The Federal Family Education Loan Program (FFELP), created in 1946, was eliminated with the passage of the Health Care and Education Reconciliation Act of 2010 and replaced by the Federal Direct Loan Program (FDLP), created in 1993. FDLP was created to compete with FFELP but by 2010, two thirds of student loans were still originated under FFELP. Loan origination (processing the loan application) under the Direct Loan program is performed directly by the Department of Education. Servicing (account billing and payment processing) is done by a select few organizations including Sallie Mae, Nelnet and some State guarantee agencies. Under FFELP, companies that originated loans had the option to service them. The Department of Education defined the terms and conditions; including underwriting criteria, loan amounts, interest rates, origination and guarantee fees, repayment plans and interest rate reductions for features such as automatic payment and on time payments.

The Federal Direct Loan Program uses the US Treasury to finance loans. The Department of Education earns revenue when the cost of the funds charged by the US Treasury is lower than the interest rate charge to the borrower, all other things being equal. FFELP relied on private lenders (both for-profit and non-profit) to finance the loans. Lenders would package their loans and sell them in the auction rate security market and earn fees for servicing them. These securities provided higher returns compared to other investments and were considered less risky because the Federal government in the case of default guaranteed them. In 2008 the auction rate security market evaporated after auctions failed, the securities did not sell for the minimum bid price. The Federal government did provide temporary financing with the stipulation that lenders would have to refinance the borrowed money, or give the loan back to the Department of Education by assigning the loan to one of the FDLP servicer. Lenders with access to capital were able to finance the loans they originated, but lenders without access to capital gave those loans back to the Department of Education.

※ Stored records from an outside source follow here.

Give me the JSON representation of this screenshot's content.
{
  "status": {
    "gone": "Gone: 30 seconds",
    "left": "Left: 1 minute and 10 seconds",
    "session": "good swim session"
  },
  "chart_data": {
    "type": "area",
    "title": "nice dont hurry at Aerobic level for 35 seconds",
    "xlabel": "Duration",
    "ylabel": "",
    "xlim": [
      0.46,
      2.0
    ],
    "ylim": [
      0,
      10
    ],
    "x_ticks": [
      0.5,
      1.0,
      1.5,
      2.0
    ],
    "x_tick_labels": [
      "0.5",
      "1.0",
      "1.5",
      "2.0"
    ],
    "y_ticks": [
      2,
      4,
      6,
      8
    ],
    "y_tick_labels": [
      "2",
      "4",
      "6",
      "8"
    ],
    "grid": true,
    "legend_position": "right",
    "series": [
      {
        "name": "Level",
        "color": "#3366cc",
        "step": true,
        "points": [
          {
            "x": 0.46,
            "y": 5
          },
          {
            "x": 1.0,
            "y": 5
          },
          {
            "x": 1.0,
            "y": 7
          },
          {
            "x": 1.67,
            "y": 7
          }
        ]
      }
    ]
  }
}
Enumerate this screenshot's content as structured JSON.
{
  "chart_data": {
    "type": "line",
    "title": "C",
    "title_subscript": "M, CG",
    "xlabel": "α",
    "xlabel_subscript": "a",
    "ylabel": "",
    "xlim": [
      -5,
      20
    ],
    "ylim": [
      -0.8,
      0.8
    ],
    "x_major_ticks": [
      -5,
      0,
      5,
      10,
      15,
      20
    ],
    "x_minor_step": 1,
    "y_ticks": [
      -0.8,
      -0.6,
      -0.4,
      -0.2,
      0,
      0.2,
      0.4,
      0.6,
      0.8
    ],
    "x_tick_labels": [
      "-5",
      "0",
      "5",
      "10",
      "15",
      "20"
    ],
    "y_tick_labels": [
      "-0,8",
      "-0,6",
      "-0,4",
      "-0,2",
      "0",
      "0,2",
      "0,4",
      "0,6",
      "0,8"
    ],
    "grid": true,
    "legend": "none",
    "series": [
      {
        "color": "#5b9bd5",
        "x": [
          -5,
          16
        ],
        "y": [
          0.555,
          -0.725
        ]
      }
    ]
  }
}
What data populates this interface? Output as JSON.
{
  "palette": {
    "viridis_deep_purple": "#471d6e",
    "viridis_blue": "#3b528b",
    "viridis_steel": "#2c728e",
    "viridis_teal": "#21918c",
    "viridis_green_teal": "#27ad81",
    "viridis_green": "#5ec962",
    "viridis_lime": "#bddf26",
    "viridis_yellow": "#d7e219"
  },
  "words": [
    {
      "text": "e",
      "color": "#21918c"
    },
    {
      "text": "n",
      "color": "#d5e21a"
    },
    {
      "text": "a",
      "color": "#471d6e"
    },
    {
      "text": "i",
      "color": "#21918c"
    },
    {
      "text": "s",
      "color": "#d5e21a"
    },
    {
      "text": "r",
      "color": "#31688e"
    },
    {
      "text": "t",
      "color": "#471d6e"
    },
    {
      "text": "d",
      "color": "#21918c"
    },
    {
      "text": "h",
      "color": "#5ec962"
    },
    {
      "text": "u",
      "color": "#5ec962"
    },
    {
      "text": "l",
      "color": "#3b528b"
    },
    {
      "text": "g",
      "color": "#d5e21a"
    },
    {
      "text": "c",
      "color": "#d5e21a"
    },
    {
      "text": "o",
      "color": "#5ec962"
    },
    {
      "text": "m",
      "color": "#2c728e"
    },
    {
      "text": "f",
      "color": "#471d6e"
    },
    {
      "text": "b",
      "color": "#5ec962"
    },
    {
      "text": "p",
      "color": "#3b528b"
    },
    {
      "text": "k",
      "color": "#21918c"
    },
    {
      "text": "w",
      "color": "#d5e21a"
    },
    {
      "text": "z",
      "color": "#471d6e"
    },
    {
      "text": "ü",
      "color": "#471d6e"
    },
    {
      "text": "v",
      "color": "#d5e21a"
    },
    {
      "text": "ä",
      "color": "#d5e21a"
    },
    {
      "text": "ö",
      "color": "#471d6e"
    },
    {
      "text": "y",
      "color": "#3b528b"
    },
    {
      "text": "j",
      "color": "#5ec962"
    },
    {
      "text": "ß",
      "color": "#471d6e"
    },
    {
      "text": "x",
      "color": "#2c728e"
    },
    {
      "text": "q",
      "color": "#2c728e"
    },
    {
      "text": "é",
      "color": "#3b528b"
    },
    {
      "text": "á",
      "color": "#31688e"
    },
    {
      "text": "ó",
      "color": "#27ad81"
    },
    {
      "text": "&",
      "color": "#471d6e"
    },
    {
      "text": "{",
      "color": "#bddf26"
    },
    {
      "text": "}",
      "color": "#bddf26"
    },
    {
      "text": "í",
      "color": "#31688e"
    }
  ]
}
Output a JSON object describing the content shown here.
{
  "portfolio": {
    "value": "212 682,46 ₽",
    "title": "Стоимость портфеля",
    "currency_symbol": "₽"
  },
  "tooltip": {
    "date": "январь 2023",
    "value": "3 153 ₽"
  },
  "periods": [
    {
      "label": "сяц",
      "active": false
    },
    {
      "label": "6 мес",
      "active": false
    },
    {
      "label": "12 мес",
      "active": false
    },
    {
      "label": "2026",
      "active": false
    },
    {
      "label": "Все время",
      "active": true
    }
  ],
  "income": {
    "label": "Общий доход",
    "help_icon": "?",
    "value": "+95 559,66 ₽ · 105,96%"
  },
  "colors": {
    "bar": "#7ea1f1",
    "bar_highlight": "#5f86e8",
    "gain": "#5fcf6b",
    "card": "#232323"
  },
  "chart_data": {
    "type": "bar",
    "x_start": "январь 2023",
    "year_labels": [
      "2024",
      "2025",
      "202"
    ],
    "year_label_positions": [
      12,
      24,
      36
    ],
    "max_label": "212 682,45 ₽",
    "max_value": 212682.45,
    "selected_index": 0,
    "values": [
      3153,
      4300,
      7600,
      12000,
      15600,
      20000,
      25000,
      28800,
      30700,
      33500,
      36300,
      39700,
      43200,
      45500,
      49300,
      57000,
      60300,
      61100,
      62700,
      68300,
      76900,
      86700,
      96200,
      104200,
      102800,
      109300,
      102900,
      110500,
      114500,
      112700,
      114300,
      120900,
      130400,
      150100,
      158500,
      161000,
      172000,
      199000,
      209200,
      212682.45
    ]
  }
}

The provisions in the Health Care and Education Reconciliation Act of 2010 reduced the fees paid for servicing the loans made under the FDLP. To reach the break-even point requires large-scale operations and the provision require servicers to have at least 1 million existing customers. Companies with less than 1 million customers could not increase the number of loans serviced to reduce variable costs and average total costs. Public companies like Sallie Mae and Nelnet have the ability to raise money through bond offerings and have a competitive advantage over private companies that can’t sell bonds. Only companies with these competitive advantages will survive the elimination of the Federal Family Education Loan Program.

Eliminating FFELP and replacing it with FDLP shifted the costs from the Federal Government to the individual borrowers. The Federal government did not use projected savings to lower the cost of the loan to the individual borrowers. Instead it used the projected savings to fund other priorities, such as an increase in the PELL grant program. Lenders under the FFELP program used to pay the 3% origination fee charge by the Department of Education on behalf of the borrower. Under FDLP the borrowers must pay the 3% fee. The repayment terms are more generous, but only if the borrower experiences ‘partial financial hardship’ during the loan term which is defined as a percentage of income available for the repayment and is based on income level and family size. Borrowers under this scenario can limit their repayment amount to 10% of their income. The unpaid loan amount may also be forgiven (left unpaid) after 20 years. The elimination of FFELP changed the opportunity set for borrowers. They can no longer consider having the 3% origination fee paid on their behalf. They now have to consider how their current income affects the amount they have to repay. There will be scenarios where borrowers’ income is just lower enough to qualify for the repayment limitations available under FDLP. They will have to consider the opportunity set when considering incremental increases to their income would cause them to lose their eligibility for these repayment terms.

The elimination of FFELP benefited students that receive PELL grants, and experience ‘partial financial hardship’ for the entire repayment term of their loan. It also benefited the large public companies because they can achieve the scale necessary to cover their operating costs with the lower feeds earned through servicing the loans on behalf of the Department of Education. It did not directly benefit borrowers who rely entirely on student loans to financial their education.